A desigualdade estrutural permanece elevada. Dados da PNAD Contínua de 2022 mostram que apenas 29,2% das pessoas com deficiência em idade ativa participavam da força de trabalho, contra 66,4% entre aquelas sem deficiência. A diferença de 37,2 pontos percentuais revela que, mesmo com a política de cotas, grande parte da população segue excluída do mercado formal.

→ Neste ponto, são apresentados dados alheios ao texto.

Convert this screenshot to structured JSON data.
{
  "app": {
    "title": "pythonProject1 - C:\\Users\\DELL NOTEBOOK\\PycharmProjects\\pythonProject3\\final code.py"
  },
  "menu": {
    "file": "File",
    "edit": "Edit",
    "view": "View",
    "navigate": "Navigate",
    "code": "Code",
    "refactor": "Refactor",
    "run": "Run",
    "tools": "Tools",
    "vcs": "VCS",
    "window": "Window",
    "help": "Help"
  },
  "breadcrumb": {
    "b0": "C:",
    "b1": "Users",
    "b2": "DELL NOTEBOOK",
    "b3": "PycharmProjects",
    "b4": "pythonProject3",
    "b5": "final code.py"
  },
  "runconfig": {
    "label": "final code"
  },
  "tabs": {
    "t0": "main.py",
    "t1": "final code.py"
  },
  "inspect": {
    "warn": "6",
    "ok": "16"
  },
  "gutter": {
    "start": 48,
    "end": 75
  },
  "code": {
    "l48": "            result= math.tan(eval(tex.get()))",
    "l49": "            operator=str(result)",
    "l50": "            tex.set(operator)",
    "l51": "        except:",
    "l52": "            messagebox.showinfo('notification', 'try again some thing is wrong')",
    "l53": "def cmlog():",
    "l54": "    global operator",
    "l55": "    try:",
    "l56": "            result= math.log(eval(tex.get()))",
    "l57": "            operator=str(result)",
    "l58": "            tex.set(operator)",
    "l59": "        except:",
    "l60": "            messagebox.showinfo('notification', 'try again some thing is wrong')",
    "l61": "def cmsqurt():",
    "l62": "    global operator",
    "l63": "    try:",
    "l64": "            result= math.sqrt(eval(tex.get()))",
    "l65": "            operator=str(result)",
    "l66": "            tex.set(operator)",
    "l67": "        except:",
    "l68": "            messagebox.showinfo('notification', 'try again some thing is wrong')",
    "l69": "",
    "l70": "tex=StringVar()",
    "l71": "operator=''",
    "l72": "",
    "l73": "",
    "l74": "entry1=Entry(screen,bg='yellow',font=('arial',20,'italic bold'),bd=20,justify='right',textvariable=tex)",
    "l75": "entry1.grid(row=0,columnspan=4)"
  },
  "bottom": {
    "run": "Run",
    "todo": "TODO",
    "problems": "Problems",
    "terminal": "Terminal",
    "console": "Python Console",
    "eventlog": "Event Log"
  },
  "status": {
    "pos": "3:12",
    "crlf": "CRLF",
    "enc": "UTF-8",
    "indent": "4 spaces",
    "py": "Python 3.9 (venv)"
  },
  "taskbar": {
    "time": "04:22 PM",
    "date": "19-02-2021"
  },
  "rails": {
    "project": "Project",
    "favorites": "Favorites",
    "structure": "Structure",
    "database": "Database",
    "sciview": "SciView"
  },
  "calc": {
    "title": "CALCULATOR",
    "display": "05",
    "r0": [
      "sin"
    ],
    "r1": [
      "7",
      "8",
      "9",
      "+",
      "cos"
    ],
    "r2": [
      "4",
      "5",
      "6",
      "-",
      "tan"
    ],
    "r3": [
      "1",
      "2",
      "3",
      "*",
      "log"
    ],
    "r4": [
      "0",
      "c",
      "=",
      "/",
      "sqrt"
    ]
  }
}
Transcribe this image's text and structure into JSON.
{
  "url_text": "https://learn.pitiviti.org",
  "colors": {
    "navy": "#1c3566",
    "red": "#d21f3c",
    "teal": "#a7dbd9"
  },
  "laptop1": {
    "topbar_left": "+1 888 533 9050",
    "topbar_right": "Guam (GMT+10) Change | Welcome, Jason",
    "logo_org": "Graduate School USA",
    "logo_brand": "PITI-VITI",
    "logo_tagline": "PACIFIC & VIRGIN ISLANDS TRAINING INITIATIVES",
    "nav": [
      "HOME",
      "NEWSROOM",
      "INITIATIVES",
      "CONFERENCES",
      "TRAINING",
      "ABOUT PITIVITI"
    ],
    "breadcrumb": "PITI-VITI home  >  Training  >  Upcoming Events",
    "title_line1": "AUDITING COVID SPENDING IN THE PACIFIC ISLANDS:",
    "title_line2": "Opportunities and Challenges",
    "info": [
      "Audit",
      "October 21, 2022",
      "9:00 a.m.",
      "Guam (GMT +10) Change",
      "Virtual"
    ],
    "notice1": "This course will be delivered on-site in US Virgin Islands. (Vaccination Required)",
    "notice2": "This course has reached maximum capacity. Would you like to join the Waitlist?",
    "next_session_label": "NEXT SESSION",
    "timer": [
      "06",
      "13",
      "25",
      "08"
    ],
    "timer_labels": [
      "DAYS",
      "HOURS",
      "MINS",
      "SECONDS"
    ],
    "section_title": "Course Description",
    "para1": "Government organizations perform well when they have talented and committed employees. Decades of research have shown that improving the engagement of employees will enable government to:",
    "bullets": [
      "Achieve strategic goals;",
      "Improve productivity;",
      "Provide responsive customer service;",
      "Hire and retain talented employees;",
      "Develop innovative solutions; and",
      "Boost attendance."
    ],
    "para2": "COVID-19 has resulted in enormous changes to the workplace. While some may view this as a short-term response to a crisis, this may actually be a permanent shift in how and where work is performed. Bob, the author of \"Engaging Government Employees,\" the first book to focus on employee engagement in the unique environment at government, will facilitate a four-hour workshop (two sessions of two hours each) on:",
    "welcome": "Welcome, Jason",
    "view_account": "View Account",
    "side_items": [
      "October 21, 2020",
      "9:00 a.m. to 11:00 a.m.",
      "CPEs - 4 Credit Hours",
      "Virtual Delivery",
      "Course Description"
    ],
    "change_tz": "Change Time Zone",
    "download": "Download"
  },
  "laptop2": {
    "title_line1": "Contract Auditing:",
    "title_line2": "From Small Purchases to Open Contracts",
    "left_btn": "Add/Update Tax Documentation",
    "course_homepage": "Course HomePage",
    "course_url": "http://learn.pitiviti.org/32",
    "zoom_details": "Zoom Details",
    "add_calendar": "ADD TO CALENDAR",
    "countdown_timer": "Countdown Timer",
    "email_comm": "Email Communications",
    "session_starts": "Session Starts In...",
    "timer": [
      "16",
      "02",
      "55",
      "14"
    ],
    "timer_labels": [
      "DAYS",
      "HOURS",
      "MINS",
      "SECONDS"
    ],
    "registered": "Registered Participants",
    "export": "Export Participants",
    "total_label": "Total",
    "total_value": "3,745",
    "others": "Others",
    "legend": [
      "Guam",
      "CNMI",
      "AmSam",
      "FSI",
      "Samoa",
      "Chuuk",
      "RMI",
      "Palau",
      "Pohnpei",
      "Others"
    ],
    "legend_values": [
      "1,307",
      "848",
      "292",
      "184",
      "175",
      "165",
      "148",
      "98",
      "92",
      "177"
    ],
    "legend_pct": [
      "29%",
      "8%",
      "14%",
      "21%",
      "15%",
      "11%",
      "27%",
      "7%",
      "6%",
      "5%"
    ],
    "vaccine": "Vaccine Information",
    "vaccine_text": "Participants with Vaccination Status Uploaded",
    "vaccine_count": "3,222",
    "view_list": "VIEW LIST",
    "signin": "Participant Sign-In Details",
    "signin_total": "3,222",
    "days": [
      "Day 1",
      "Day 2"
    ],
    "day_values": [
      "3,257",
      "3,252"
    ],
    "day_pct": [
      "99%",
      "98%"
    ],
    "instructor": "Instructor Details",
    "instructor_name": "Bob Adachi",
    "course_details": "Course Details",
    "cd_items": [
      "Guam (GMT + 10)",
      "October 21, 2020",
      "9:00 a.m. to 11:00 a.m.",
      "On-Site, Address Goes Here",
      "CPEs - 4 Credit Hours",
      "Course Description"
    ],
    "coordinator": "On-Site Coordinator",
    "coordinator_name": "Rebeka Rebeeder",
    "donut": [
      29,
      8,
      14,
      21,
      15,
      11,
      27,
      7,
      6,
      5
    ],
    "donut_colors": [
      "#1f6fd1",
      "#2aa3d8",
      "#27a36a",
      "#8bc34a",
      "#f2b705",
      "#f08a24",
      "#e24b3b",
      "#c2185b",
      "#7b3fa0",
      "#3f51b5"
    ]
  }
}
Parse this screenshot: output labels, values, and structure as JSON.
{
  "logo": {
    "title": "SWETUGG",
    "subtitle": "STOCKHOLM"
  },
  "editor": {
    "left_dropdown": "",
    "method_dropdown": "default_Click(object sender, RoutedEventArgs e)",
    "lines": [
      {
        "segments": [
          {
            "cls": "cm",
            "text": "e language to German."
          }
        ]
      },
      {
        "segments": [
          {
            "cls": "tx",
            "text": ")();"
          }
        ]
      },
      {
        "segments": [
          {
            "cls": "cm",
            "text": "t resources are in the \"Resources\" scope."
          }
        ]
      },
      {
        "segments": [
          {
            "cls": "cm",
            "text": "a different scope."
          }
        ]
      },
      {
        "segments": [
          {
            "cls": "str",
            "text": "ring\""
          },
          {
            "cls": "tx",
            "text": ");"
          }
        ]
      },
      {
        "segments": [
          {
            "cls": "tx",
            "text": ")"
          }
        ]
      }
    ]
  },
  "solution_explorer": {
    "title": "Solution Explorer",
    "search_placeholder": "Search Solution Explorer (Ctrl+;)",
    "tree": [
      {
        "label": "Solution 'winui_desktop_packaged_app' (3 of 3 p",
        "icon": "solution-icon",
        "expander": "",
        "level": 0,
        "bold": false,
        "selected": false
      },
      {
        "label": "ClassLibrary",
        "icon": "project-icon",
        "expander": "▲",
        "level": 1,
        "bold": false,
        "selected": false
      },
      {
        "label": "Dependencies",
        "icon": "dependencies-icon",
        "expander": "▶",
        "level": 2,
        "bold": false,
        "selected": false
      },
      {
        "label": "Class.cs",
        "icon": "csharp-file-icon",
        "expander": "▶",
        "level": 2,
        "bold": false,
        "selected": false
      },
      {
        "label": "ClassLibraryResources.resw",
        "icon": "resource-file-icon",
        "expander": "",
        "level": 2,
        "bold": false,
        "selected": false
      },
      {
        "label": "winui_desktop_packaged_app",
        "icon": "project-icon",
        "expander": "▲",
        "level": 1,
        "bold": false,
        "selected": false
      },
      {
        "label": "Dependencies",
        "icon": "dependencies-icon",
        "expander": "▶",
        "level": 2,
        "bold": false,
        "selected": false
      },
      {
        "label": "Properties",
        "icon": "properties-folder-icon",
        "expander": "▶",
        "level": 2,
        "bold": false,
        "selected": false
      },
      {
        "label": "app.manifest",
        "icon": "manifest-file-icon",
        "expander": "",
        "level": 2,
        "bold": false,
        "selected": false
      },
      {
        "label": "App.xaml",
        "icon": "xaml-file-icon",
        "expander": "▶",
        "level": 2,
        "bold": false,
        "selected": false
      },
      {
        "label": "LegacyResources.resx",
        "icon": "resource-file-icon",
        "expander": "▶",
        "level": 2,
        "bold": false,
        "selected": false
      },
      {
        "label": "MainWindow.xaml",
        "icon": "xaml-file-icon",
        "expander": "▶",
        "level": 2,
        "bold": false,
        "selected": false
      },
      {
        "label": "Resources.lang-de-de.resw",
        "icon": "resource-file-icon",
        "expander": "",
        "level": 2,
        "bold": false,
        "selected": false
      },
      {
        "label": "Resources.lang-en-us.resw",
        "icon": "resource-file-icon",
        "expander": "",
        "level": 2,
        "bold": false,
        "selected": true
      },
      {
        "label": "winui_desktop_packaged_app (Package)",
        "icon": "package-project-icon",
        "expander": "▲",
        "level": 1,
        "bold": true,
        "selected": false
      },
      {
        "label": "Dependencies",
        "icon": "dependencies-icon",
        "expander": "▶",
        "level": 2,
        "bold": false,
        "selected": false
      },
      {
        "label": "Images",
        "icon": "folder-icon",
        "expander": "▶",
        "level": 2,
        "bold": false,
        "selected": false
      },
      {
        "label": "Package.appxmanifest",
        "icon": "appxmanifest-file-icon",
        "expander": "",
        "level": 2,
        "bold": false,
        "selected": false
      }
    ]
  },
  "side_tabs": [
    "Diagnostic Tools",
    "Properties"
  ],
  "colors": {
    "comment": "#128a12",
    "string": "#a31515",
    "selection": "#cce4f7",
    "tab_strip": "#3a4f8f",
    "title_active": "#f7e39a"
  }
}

“O sistema de cotas é uma ação afirmativa indispensável, mas não é — e nunca foi — uma política de empregos para pessoas com deficiência. Mesmo que todas as empresas cumpram integralmente a reserva legal, ainda haverá muita gente fora do mercado de trabalho. Falta ao país uma política de emprego definida e articulada para esse público, que combine instrumentos como acessibilidade, formação profissional, intermediação de mão de obra e medidas de apoio e cuidado. Sem esse desenho mais amplo, a cota continua necessária, porém insuficiente para garantir inclusão laboral em escala”, defende a autora.
Com base na análise, a autora propõe uma agenda prática que inclui a criação de um painel público integrado entre RAIS e CAGED, capaz de eliminar inconsistências conceituais e oferecer dados em tempo real; o direcionamento da fiscalização para empresas e setores mais distantes do cumprimento da lei; o fortalecimento do Sistema Nacional de Emprego (SINE), com equipes especializadas e parcerias com entidades de reabilitação; e a adoção de medidas que assegurem ambientes de trabalho acessíveis, envolvendo adaptações arquitetônicas, adequações ergonômicas e protocolos contra o capacitismo. Essas ações, segundo Benevides, não substituem a reserva legal de vagas, mas tornam sua execução viável. O desafio, portanto, não é apenas garantir a permanência da lei no papel, mas transformá-la em prática concreta.
Há, no texto, uma ideia de fundo: o trabalho não é só salário; é lugar social. Para quem foi historicamente empurrado à invisibilidade, obter um emprego formal repercute na renda, na autoestima e no direito a pertencer. Por isso, a autora volta sempre ao contraste: norma/realidade, promessa/execução, passado/presente. A lei abriu caminho; a prática precisa alargar a estrada.
Núcleo de Pesquisas
Criado no âmbito do Centro de Estudos Sindicais e Economia do Trabalho (Cesit/IE), o Núcleo de Pesquisas sobre Mercado de Trabalho e Pessoas com Deficiência (NTPcD) reúne pesquisadores dedicados a produzir e divulgar evidências sobre a inclusão laboral. O núcleo organiza bases e séries históricas (RAIS, Caged), mantém um observatório com indicadores e publica estudos que subsidiam fiscalização, desenho de políticas e cobertura jornalística. A agenda envolve diagnósticos setoriais e regionais, acompanhamento da Lei de Cotas e cooperação com órgãos públicos e entidades da sociedade civil.
A tese de doutorado de Guirlanda Maria Maia de Castro Benevides, foi a primeira defendida no âmbito do NTPcD. O trabalho fornece um marco metodológico para medir cumprimento das cotas, déficits de contratação e efeitos de crises econômicas sobre o emprego de pessoas com deficiência.